CLINICAL PHARMACOLOGY:
Introduction
Following parenteral administration of fosphenytoin sodium injection, fosphenytoin is converted to the anticonvulsant phenytoin. For every mmol of fosphenytoin administered, one mmol of phenytoin is produced. The pharmacological and toxicological effects of fosphenytoin include those of phenytoin. However, the hydrolysis of fosphenytoin to phenytoin yields two metabolites, phosphate and formaldehyde. Formaldehyde is subsequently converted to formate, which is in turn metabolized via a folate dependent mechanism. Although phosphate and formaldehyde (formate) have potentially important biological effects, these effects typically occur at concentrations considerably in excess of those obtained when fosphenytoin sodium injection is administered under conditions of use recommended in this labeling.
Mechanism of Action
Fosphenytoin is a prodrug of phenytoin and accordingly, its anticonvulsant effects are attributable to phenytoin. After IV administration to mice, fosphenytoin blocked the tonic phase of maximal electroshock seizures at doses equivalent to those effective for phenytoin. In addition to its ability to suppress maximal electroshock seizures in mice and rats, phenytoin exhibits anticonvulsant activity against kindled seizures in rats, audiogenic seizures in mice, and seizures produced by electrical stimulation of the brainstem in rats.
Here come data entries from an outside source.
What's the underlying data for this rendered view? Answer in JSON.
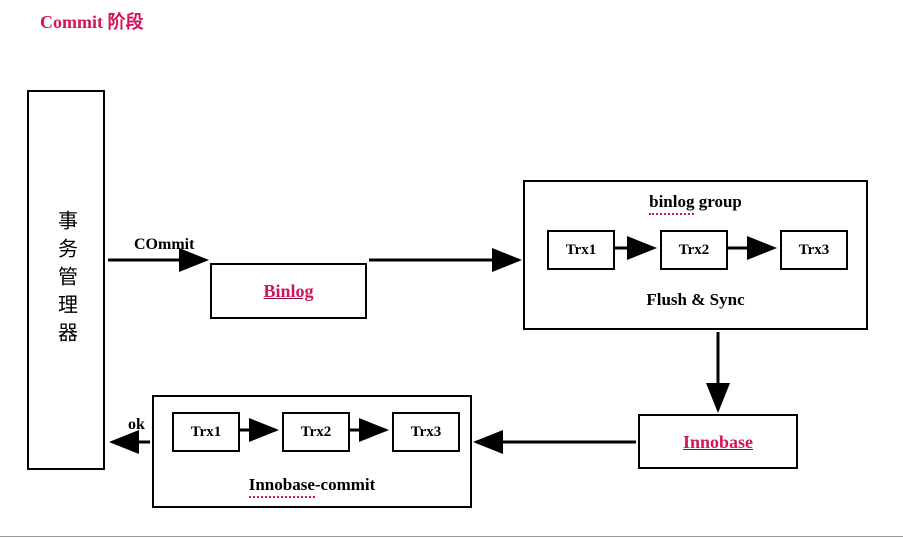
{
  "title": "Commit  阶段",
  "txn_manager": "事务管理器",
  "commit_label": "COmmit",
  "ok_label": "ok",
  "binlog": {
    "label": "Binlog"
  },
  "binlog_group": {
    "title_plain": "binlog",
    "title_after": " group",
    "footer": "Flush & Sync",
    "trx": [
      "Trx1",
      "Trx2",
      "Trx3"
    ]
  },
  "innobase": {
    "label": "Innobase"
  },
  "innobase_commit": {
    "title_underlined": "Innobase",
    "title_after": "-commit",
    "trx": [
      "Trx1",
      "Trx2",
      "Trx3"
    ]
  }
}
The cellular mechanisms of phenytoin thought to be responsible for its anticonvulsant actions include modulation of voltage-dependent sodium channels of neurons, inhibition of calcium flux across neuronal membranes, modulation of voltage-dependent calcium channels of neurons, and enhancement of the sodium-potassium ATPase activity of neurons and glial cells. The modulation of sodium channels may be a primary anticonvulsant mechanism because this property is shared with several other anticonvulsants in addition to phenytoin.